Triakis tetrahedron (dual of the truncated tetrahedron): bounded by 12 isosceles triangles with edge ratios 3 : 3 : 5.

(Dual of the omnitruncated tetrahedron: identical to the tetrakis hexahedron.)

### The Cube Family

The cube family consists of 6 members. The pentagonal icositetrahedron, like its dual snub cube, is chiral, and comes in two enantiomorphs (mirror images).

Rhombic dodecahedron (dual of the cuboctahedron): bounded by 12 rhombuses with diagonal ratios 1 : √2.

Tetrakis hexahedron (dual of the truncated octahedron): bounded by 24 isosceles triangles with a 3 : 3 : 4 edge ratio.

Deltoidal icositetrahedron (dual of the rhombicuboctahedron): bounded by 24 kites with a (4+√2) : (4+√2) : 7 : 7 edge ratio.

Triakis octahedron (dual of the truncated cube): bounded by 24 isosceles triangles with a (6−4√2) : 1 edge ratio.

Disdyakis dodecahedron (dual of the great rhombicuboctahedron).

Pentagonal icositetrahedron (dual of the snub cube).

### The Dodecahedron Family

The dodecahedron family also consists of 6 members. The pentagonal hexecontahedron, like its dual snub dodecahedron, is chiral, and comes in two enantiomers (mirror images).

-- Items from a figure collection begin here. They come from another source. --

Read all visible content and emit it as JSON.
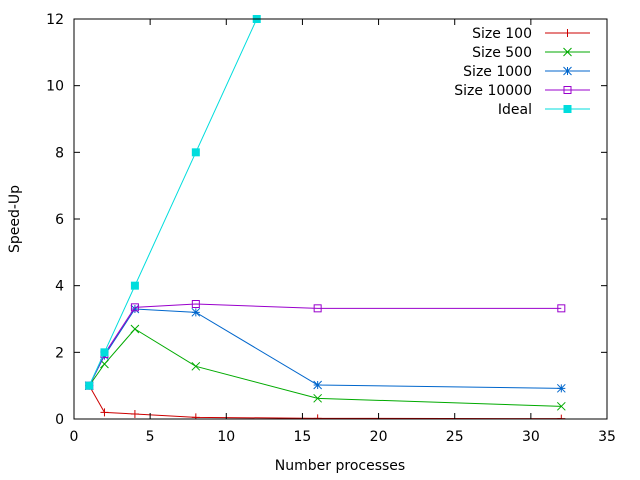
{
  "chart_data": {
    "type": "line",
    "title": "",
    "xlabel": "Number processes",
    "ylabel": "Speed-Up",
    "xlim": [
      0,
      35
    ],
    "ylim": [
      0,
      12
    ],
    "xticks": [
      0,
      5,
      10,
      15,
      20,
      25,
      30,
      35
    ],
    "yticks": [
      0,
      2,
      4,
      6,
      8,
      10,
      12
    ],
    "grid": false,
    "legend_position": "top-right",
    "series": [
      {
        "name": "Size 100",
        "color": "#cc0000",
        "marker": "plus",
        "x": [
          1,
          2,
          4,
          8,
          16,
          32
        ],
        "values": [
          1.0,
          0.2,
          0.15,
          0.05,
          0.02,
          0.01
        ]
      },
      {
        "name": "Size 500",
        "color": "#00aa00",
        "marker": "cross",
        "x": [
          1,
          2,
          4,
          8,
          16,
          32
        ],
        "values": [
          1.0,
          1.65,
          2.7,
          1.58,
          0.62,
          0.38
        ]
      },
      {
        "name": "Size 1000",
        "color": "#0066cc",
        "marker": "star",
        "x": [
          1,
          2,
          4,
          8,
          16,
          32
        ],
        "values": [
          1.0,
          1.9,
          3.3,
          3.2,
          1.02,
          0.92
        ]
      },
      {
        "name": "Size 10000",
        "color": "#9900cc",
        "marker": "open-square",
        "x": [
          1,
          2,
          4,
          8,
          16,
          32
        ],
        "values": [
          1.0,
          1.95,
          3.35,
          3.45,
          3.32,
          3.32
        ]
      },
      {
        "name": "Ideal",
        "color": "#00dddd",
        "marker": "filled-square",
        "x": [
          1,
          2,
          4,
          8,
          12
        ],
        "values": [
          1,
          2,
          4,
          8,
          12
        ]
      }
    ]
  }
}
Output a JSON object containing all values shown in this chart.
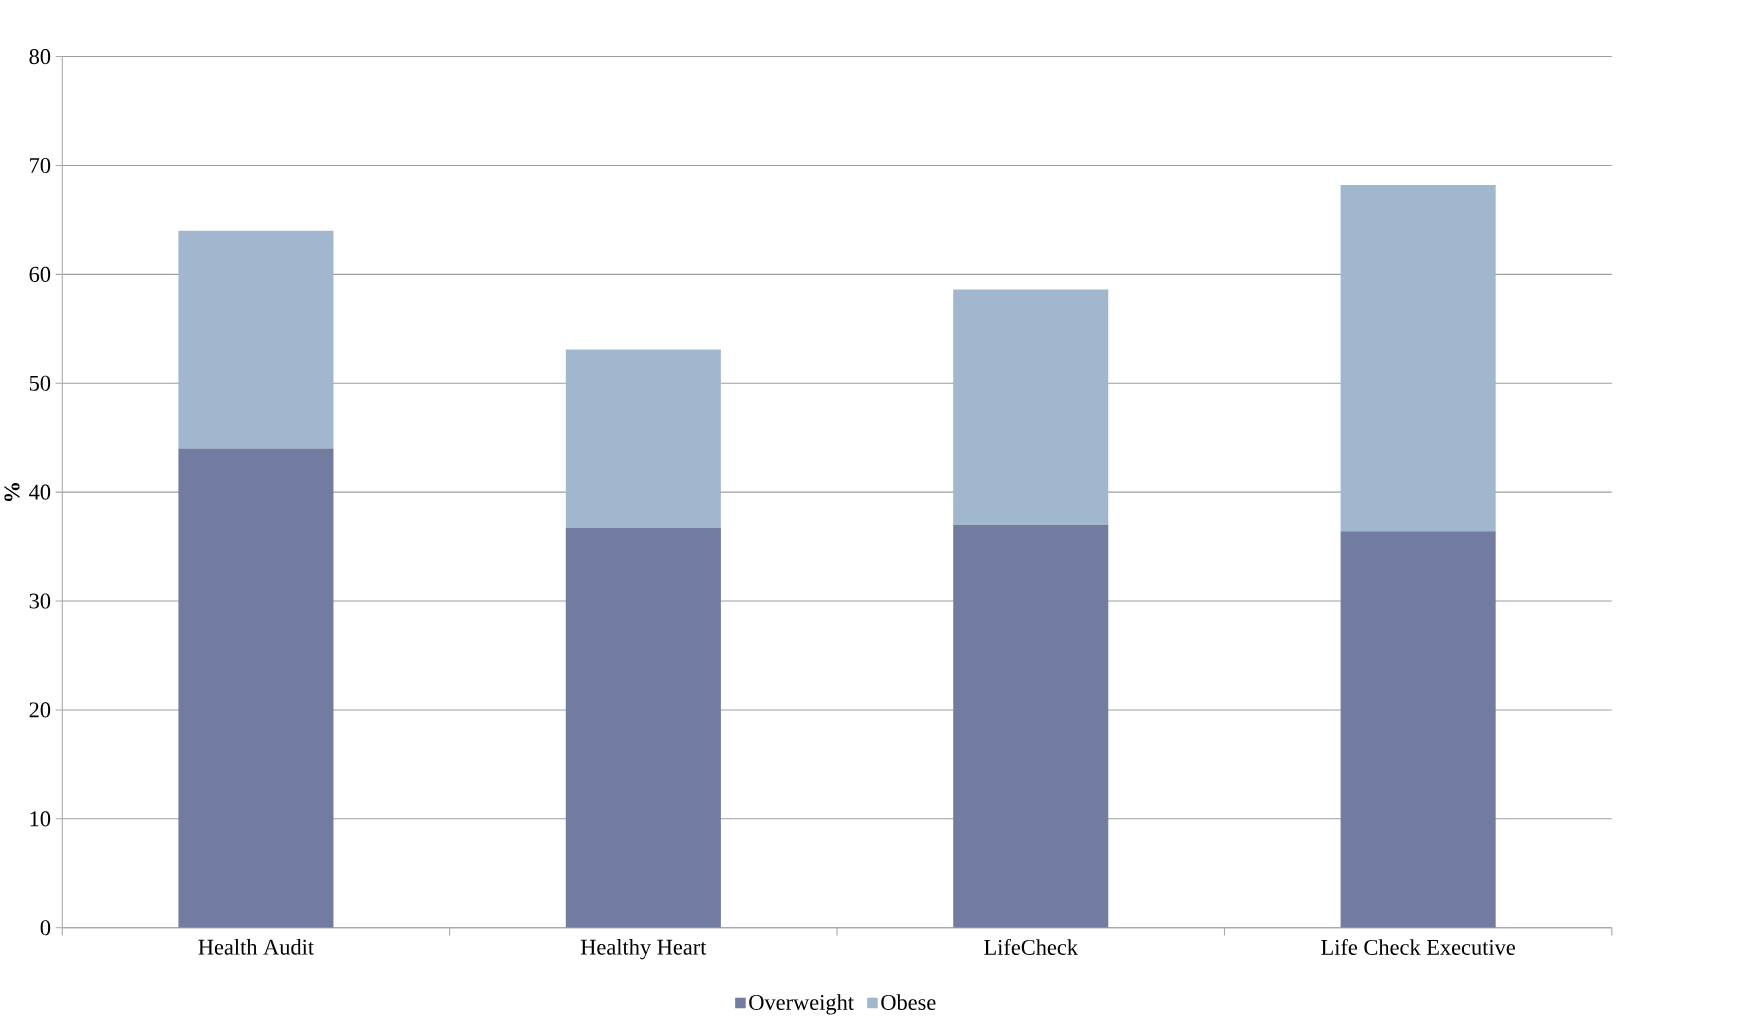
{
  "chart_data": {
    "type": "bar",
    "stacked": true,
    "ylabel": "%",
    "categories": [
      "Health Audit",
      "Healthy Heart",
      "LifeCheck",
      "Life Check Executive"
    ],
    "series": [
      {
        "name": "Overweight",
        "color": "#727ba0",
        "values": [
          44.0,
          36.7,
          37.0,
          36.4
        ]
      },
      {
        "name": "Obese",
        "color": "#a1b7cd",
        "values": [
          20.0,
          16.4,
          21.6,
          31.8
        ]
      }
    ],
    "ylim": [
      0,
      80
    ],
    "yticks": [
      0,
      10,
      20,
      30,
      40,
      50,
      60,
      70,
      80
    ],
    "grid": "y",
    "legend": "bottom"
  }
}
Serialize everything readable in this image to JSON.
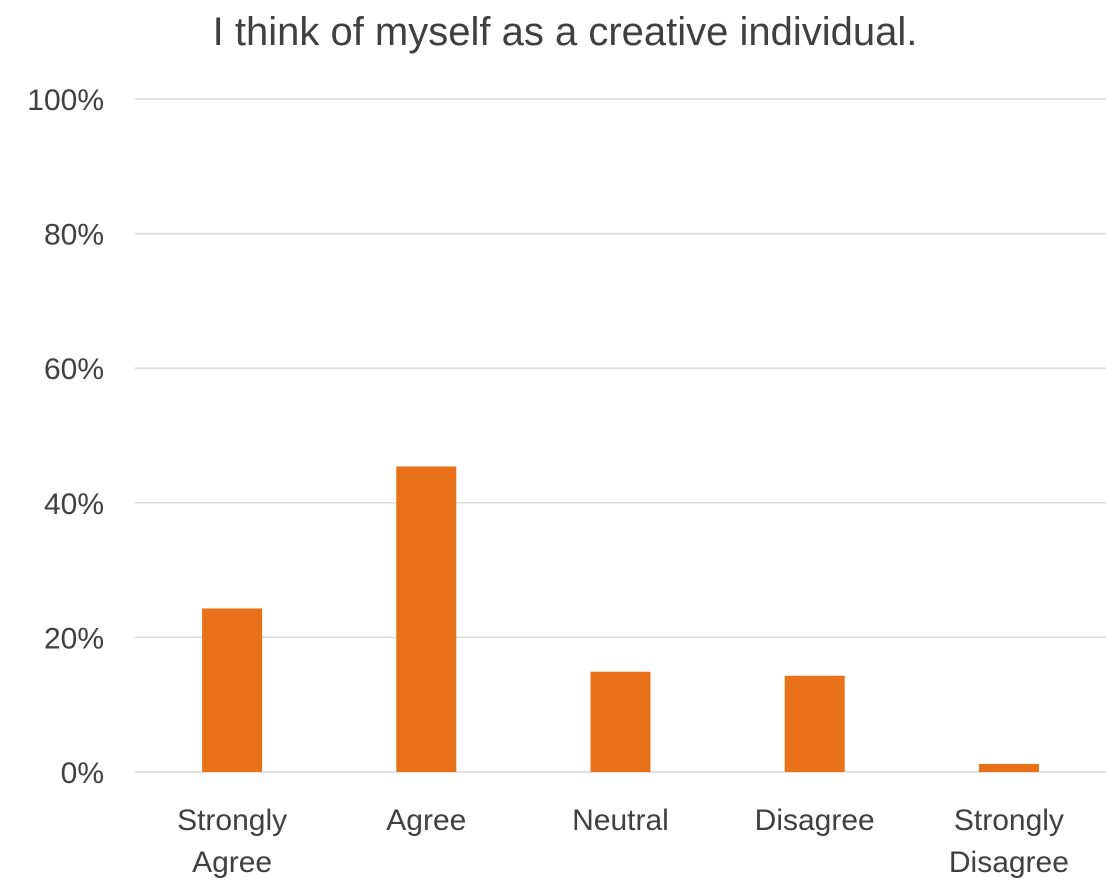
{
  "chart_data": {
    "type": "bar",
    "title": "I think of myself as a creative individual.",
    "categories": [
      [
        "Strongly",
        "Agree"
      ],
      [
        "Agree"
      ],
      [
        "Neutral"
      ],
      [
        "Disagree"
      ],
      [
        "Strongly",
        "Disagree"
      ]
    ],
    "values": [
      24.3,
      45.4,
      14.9,
      14.3,
      1.2
    ],
    "ylim": [
      0,
      100
    ],
    "yticks": [
      0,
      20,
      40,
      60,
      80,
      100
    ],
    "ytick_labels": [
      "0%",
      "20%",
      "40%",
      "60%",
      "80%",
      "100%"
    ],
    "xlabel": "",
    "ylabel": "",
    "grid": true,
    "legend": "none",
    "bar_color": "#E97119"
  }
}
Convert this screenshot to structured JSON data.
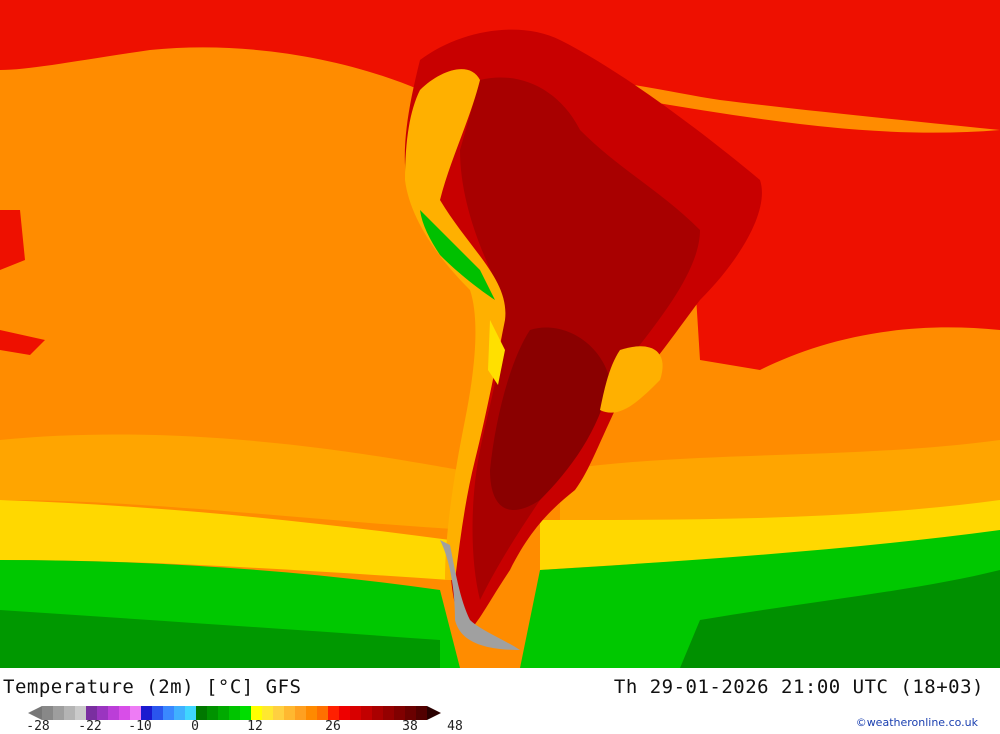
{
  "map": {
    "title": "Temperature (2m) [°C] GFS",
    "datetime": "Th 29-01-2026 21:00 UTC (18+03)",
    "credit": "©weatheronline.co.uk",
    "region": "South America",
    "colors": {
      "ocean_warm": "#ff7f00",
      "ocean_mid": "#ff9a00",
      "hot": "#ee0000",
      "very_hot": "#b80000",
      "extreme": "#900000",
      "mild": "#ffcc00",
      "yellow": "#ffff00",
      "green": "#00cc00",
      "cool_green": "#008f00",
      "land_outline": "#909090"
    }
  },
  "legend": {
    "ticks": [
      "-28",
      "-22",
      "-10",
      "0",
      "12",
      "26",
      "38",
      "48"
    ],
    "colors": [
      "#888888",
      "#9e9e9e",
      "#b4b4b4",
      "#cacaca",
      "#7a2fa0",
      "#9a35c0",
      "#bb3ed8",
      "#d84ee8",
      "#ee7cf5",
      "#1a1ad0",
      "#2a55ee",
      "#3a88ff",
      "#40b0ff",
      "#40d6ff",
      "#007800",
      "#009200",
      "#00aa00",
      "#00c400",
      "#00de00",
      "#ffff00",
      "#ffe830",
      "#ffd040",
      "#ffb830",
      "#ffa020",
      "#ff8a00",
      "#ff7000",
      "#ff2000",
      "#ee0000",
      "#d80000",
      "#c20000",
      "#aa0000",
      "#950000",
      "#800000",
      "#6a0000",
      "#520000"
    ]
  }
}
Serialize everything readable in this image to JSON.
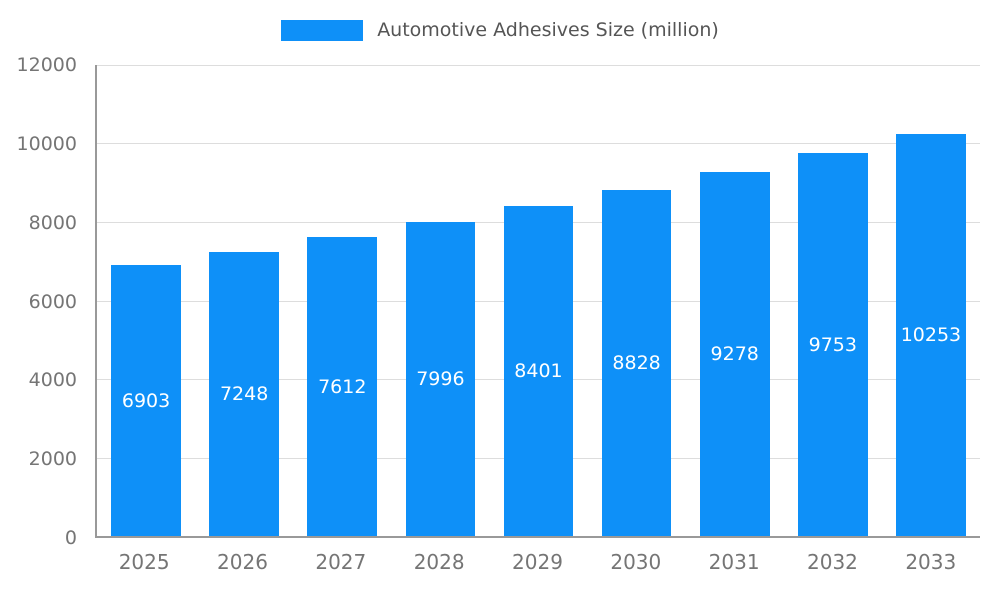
{
  "chart_data": {
    "type": "bar",
    "title": "Automotive Adhesives Size (million)",
    "legend_entries": [
      "Automotive Adhesives Size (million)"
    ],
    "legend_position": "top",
    "categories": [
      "2025",
      "2026",
      "2027",
      "2028",
      "2029",
      "2030",
      "2031",
      "2032",
      "2033"
    ],
    "values": [
      6903,
      7248,
      7612,
      7996,
      8401,
      8828,
      9278,
      9753,
      10253
    ],
    "xlabel": "",
    "ylabel": "",
    "ylim": [
      0,
      12000
    ],
    "yticks": [
      0,
      2000,
      4000,
      6000,
      8000,
      10000,
      12000
    ],
    "grid": true,
    "bar_labels_shown": true,
    "colors": {
      "bar": "#0E90F8",
      "bar_label": "#FFFFFF",
      "axis_text": "#757575",
      "legend_text": "#555555",
      "gridline": "#DDDDDD",
      "axis_line": "#999999",
      "background": "#FFFFFF"
    }
  }
}
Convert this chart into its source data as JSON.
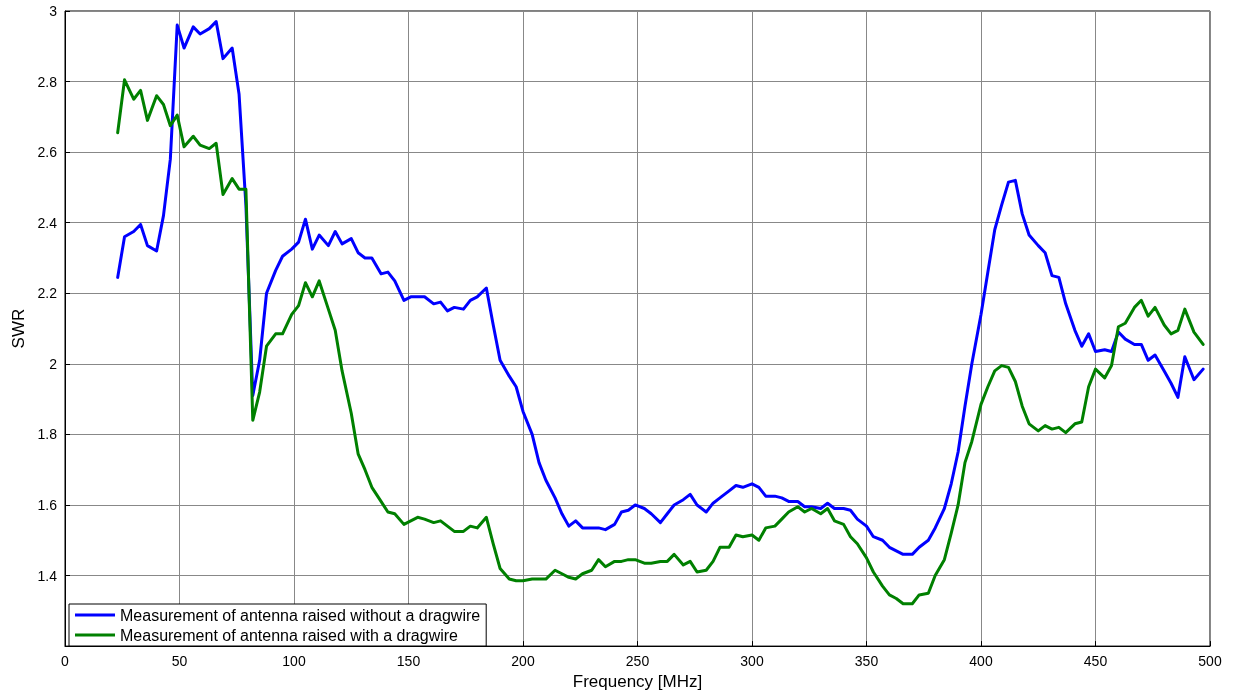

Rhombic triacontahedron (dual of the icosidodecahedron).

Pentakis dodecahedron (dual of the truncated icosahedron).

Deltoidal hexecontahedron (dual of the rhombicosidodecahedron).

Triakis icosahedron (dual of the truncated dodecahedron).

Disdyakis triacontahedron (dual of the great rhombicosidodecahedron).

Pentagonal hexecontahedron (dual of the snub dodecahedron).

### The Duals of Prisms & Antiprisms

Although the Catalan solids themselves, as studied by Eugène Catalan, include only the duals of the Archimedean solids, we can extend this category of 3D polyhedra to include the duals of the prisms and antiprisms as well. Under this expanded definition we obtain the infinite families of the bipyramids and the n-gonal trapezohedra. Since there are an infinite number of them, we only list a few representative examples here.

Triangular bipyramid (dual of the triangular prism): bounded by 6 isosceles triangles with edge ratio 2 : 2 : 3.

Triangular trapezohedron (identical to the cube).

Square bipyramid (identical to the octahedron).

Square trapezohedron (dual of the square antiprism).

Pentagonal bipyramid (dual of the pentagonal prism).

Pentagonal trapezohedron (dual of the pentagonal antiprism).

Some of these polyhedra are topologically equivalent to a few
identically-named Johnson solids. However, they have
different proportions and diverse edge lengths, and should not be confused with
each other. For example, the Johnson solid J12 is also called
a triangular bipyramid; however, its dual is a non-uniform triangular prism.
The dual of the *uniform* triangular prism is the
differently-proportioned triangular bipyramid above, which, unlike J12, has
unequal edge lengths.

This may seem like an insignificant difference, but it does have important consequences: for example, the dual of the rectified 5-cell is bounded by triangular bipyramid cells—the non-Johnson kind, dual to the uniform triangular prism. The Johnson triangular bipyramid, J12, does not have the right proportions and does not fold up correctly in 4D to form the dual of the rectified 5-cell, in spite of being topologically equivalent to the dual of the uniform triangular prism.